Está no texto sagrado Êxodo 20:5: “...sou Deus zeloso, que visito a iniquidade dos pais nos filhos, até a terceira e quarta geração daqueles que me odeiam”. Esta é, sem dúvida, uma das passagens intrigantes da Bíblia. Moisés não prevê que os filhos tenham que pagar pela maldade dos pais. Mas constata uma realidade dolorosa, a de que nem Deus dá conta de impedir que a iniquidade de uns arrase o futuro de seus próximos. A “impotência divina” contra a iniquidade – aquele tipo de erro portentoso, capaz de causar grande mal – nos alerta sobre o alto preço das más escolhas.
O ambiente brasileiro nos invoca a atualidade do alerta mosaico. Vivemos um tempo propenso à adoração de bezerros de ouro. Nossa geração cava um buraco de tamanho tal que poderá comprometer o destino das próximas, nossos filhos e netos “até a quarta geração”. Nossos bezerros de ouro são, hoje, as crenças baseadas em falsas soluções e caminhos sem saída, clicados em redes sociais por líderes políticos inescrupulosos, dispostos a qualquer maldade para se perpetuarem no usufruto do poder. E não são poucos.

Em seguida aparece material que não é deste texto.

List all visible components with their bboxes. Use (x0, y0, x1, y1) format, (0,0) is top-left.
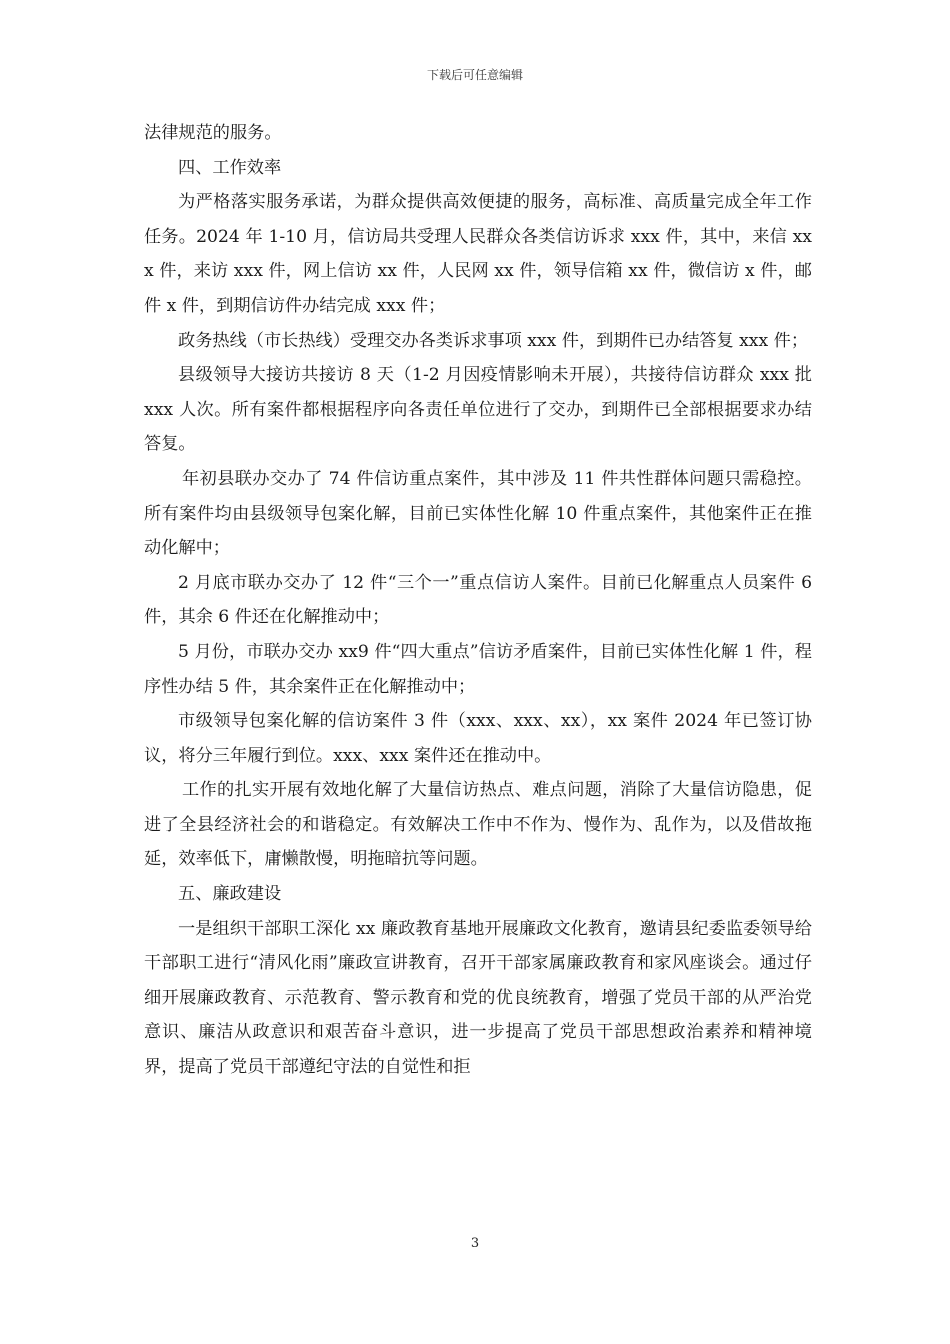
section-heading-efficiency: 四、工作效率 (178, 157, 282, 178)
page-number: 3 (470, 1236, 480, 1251)
paragraph-1: 法律规范的服务。 (144, 123, 282, 143)
section-heading-integrity: 五、廉政建设 (178, 884, 282, 905)
document-body (144, 116, 812, 1085)
paragraph-5: 年初县联办交办了 74 件信访重点案件，其中涉及 11 件共性群体问题只需稳控。所有案件均由县级领导包案化解，目前已实体性化解 10 件重点案件，其他案件正在推动化解中； (144, 468, 812, 559)
paragraph-2: 为严格落实服务承诺，为群众提供高效便捷的服务，高标准、高质量完成全年工作任务。2024 年 1-10 月，信访局共受理人民群众各类信访诉求 xxx 件，其中，来信 xxx 件，来访 xxx 件，网上信访 xx 件，人民网 xx 件，领导信箱 xx 件，微信访 x 件，邮件 x 件，到期信访件办结完成 xxx 件； (144, 192, 812, 316)
paragraph-7: 5 月份，市联办交办 xx9 件“四大重点”信访矛盾案件，目前已实体性化解 1 件，程序性办结 5 件，其余案件正在化解推动中； (144, 641, 812, 697)
page-header: 下载后可任意编辑 (426, 68, 523, 82)
paragraph-9: 工作的扎实开展有效地化解了大量信访热点、难点问题，消除了大量信访隐患，促进了全县经济社会的和谐稳定。有效解决工作中不作为、慢作为、乱作为，以及借故拖延，效率低下，庸懒散慢，明拖暗抗等问题。 (144, 780, 812, 870)
paragraph-10: 一是组织干部职工深化 xx 廉政教育基地开展廉政文化教育，邀请县纪委监委领导给干部职工进行“清风化雨”廉政宣讲教育，召开干部家属廉政教育和家风座谈会。通过仔细开展廉政教育、示范教育、警示教育和党的优良统教育，增强了党员干部的从严治党意识、廉洁从政意识和艰苦奋斗意识，进一步提高了党员干部思想政治素养和精神境界，提高了党员干部遵纪守法的自觉性和拒 (144, 918, 812, 1078)
paragraph-4: 县级领导大接访共接访 8 天（1-2 月因疫情影响未开展），共接待信访群众 xxx 批 xxx 人次。所有案件都根据程序向各责任单位进行了交办，到期件已全部根据要求办结答复。 (144, 365, 812, 455)
paragraph-6: 2 月底市联办交办了 12 件“三个一”重点信访人案件。目前已化解重点人员案件 6 件，其余 6 件还在化解推动中； (144, 572, 812, 628)
paragraph-8: 市级领导包案化解的信访案件 3 件（xxx、xxx、xx），xx 案件 2024 年已签订协议，将分三年履行到位。xxx、xxx 案件还在推动中。 (144, 711, 812, 766)
paragraph-3: 政务热线（市长热线）受理交办各类诉求事项 xxx 件，到期件已办结答复 xxx 件； (178, 330, 809, 351)
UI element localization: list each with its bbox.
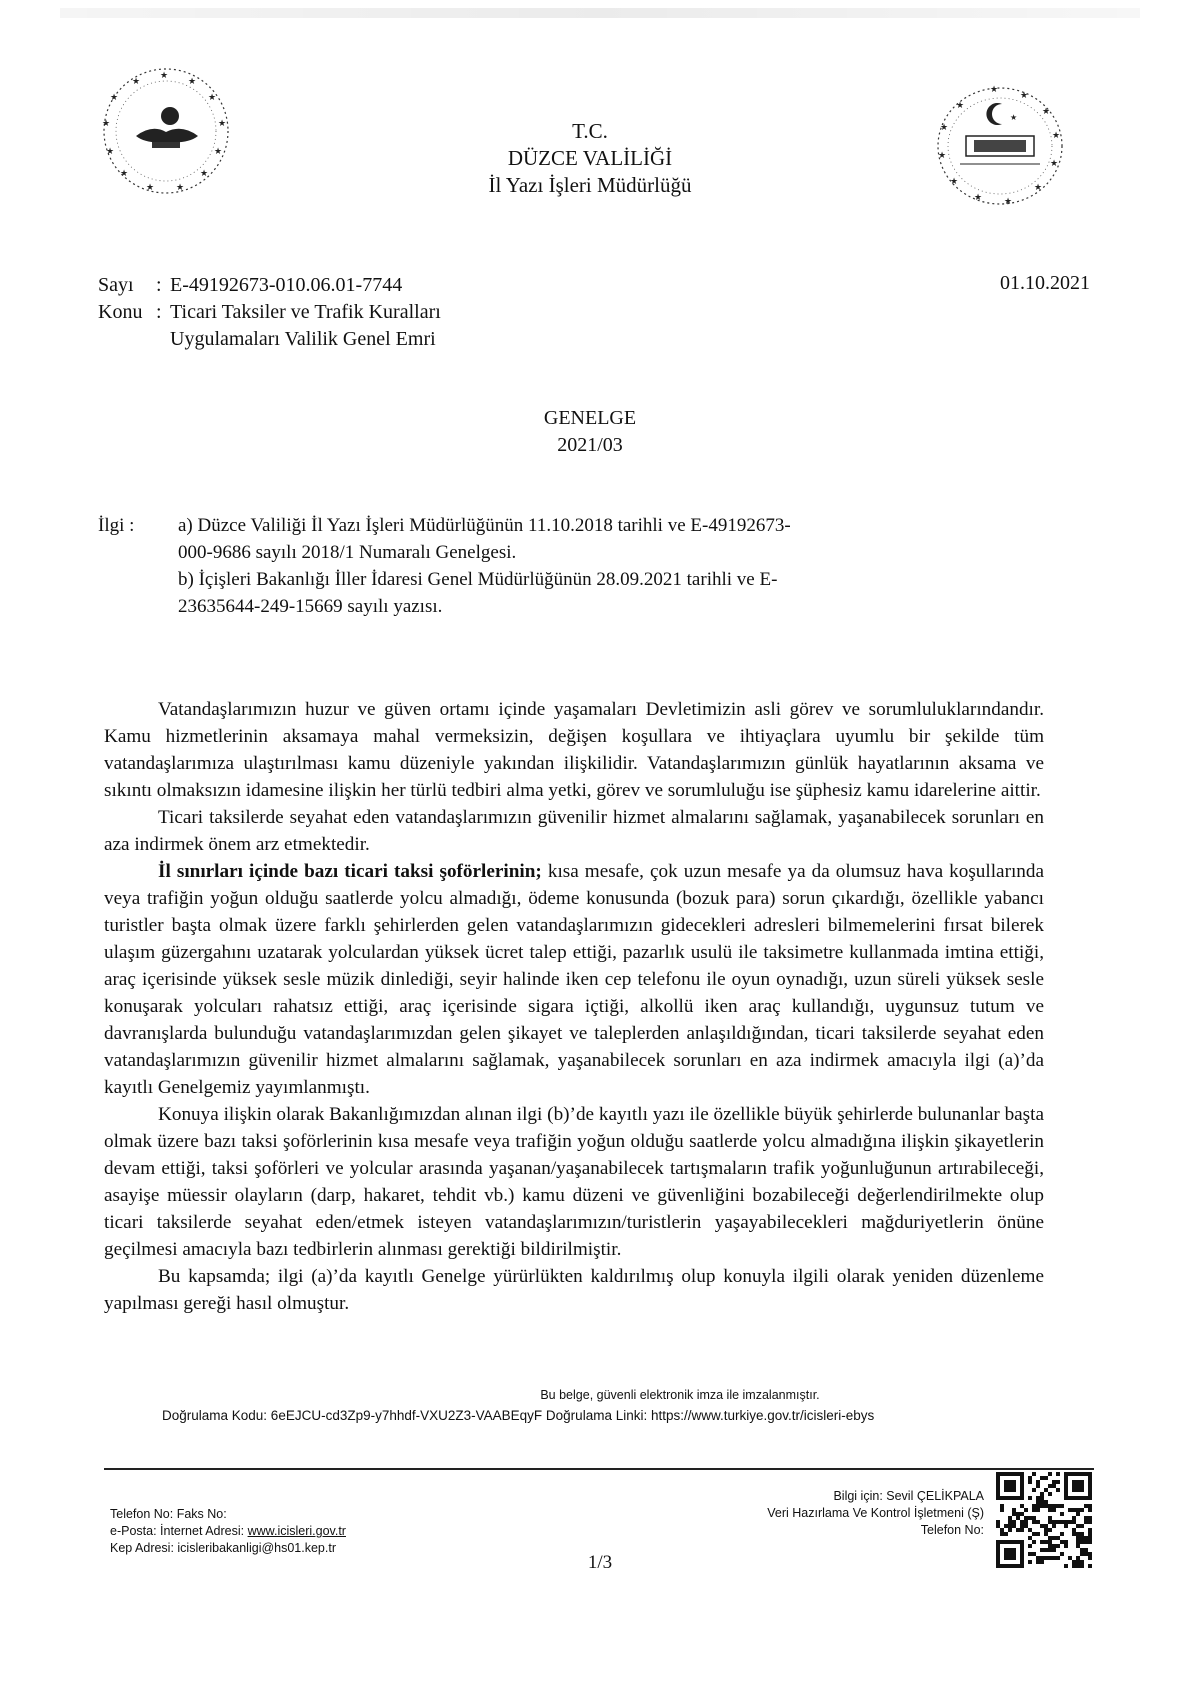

Colecionamos iniquidades, seja por ignorância dos líderes, seja por pura perversidade deles. A pandemia nos traz uma lição amarga: bilhões e bilhões desperdiçados no falso combate ao vírus e sua disseminação. Não só por superfaturamentos generalizados. Também por desvios de verbas de suas finalidades específicas. Os leitos de enfermaria e de UTI do país tiveram aumento desprezível, frente aos bilhões supostamente gastos no SUS. O chamado “orçamento de guerra”, aprovado em 2020, pelo Congresso, sem a mínima previsão de controle de gastos, gerou uma pandemia de dinheiros jogados fora, inclusive nos auxílios emergenciais concedidos a rodo, até para quem de nada precisava.
Mais grave tem sido a repercussão da gastança de ontem sobre a curva da inflação de hoje. A explosão do gasto público, não compensada a tempo pelo inerte Banco Central, gerou uma inflação que retorna ao pior período de Dilma Rousseff. As tardias providências de aumento de juros para frear a desarrumação da economia mostram como ficará caro para a sociedade brasileira a conta da má regência das variáveis econômicas. O governo Bolsonaro começou incontrastável, com a faca e o queijo na mão. Mas foi escolhendo caminhos sem saída e, assim, perdeu seus melhores colaboradores.
O guia da caminhada revelou-se um cego vagando pelo vasto deserto. A estéril tentativa de enviar pedaços de reforma tributária para exame no Congresso - como ainda no recente episódio da suposta “reforma” do Imposto de Renda, texto já retalhado e destroçado pelo relator na Câmara – revela o grau de absoluto despreparo de uma equipe conduzida ao poder pelo bezerro de ouro da mensagem bolsonarista, ao prometer nos livrar da “sanha comunista” e conduzir o país, finalmente, ao oásis liberal. Quanta decepção.
O desastre da travessia desse deserto de inteligências, usando a bússola quebrada de um personagem caricato de série Netflix, nos empurrou, literalmente, ao impasse da última gota d’água no cantil. Ninguém, neste bíblico governo, conseguiu agir para prever e conter o dano do esgotamento dos reservatórios hídricos. Chegamos, neste agosto, a um nível ínfimo de reserva de água para consumo humano, industrial e para gerar energia. As consequências da iniquidade dos nossos gestores em Brasília serão de proporções bíblicas. A inflação ganhará mais alguns pontos, os juros correndo atrás, enquanto a recuperação da economia e a geração de novos empregos definharão.
A iníqua gestão do país, agravada pela criminosa manipulação da pandemia, agora até com a ameaça de o governo não honrar suas dívidas em precatórios, agindo como um caloteiro qualquer, põe no colo dos brasileiros o desafio de arcar com as consequências do grande desastre por mais alguns anos, senão gerações.
Ainda dá tempo. Sempre há caminho certo. Mas a condição para nossa redenção, em 2023, exigirá firme repulsa dos eleitores à adoração dos bezerros de ouro da política brasileira. Já desconfiamos quem são esses dois bezerrões. Por enquanto, contudo, percorreremos um descaminho contra o qual nem Deus é remédio.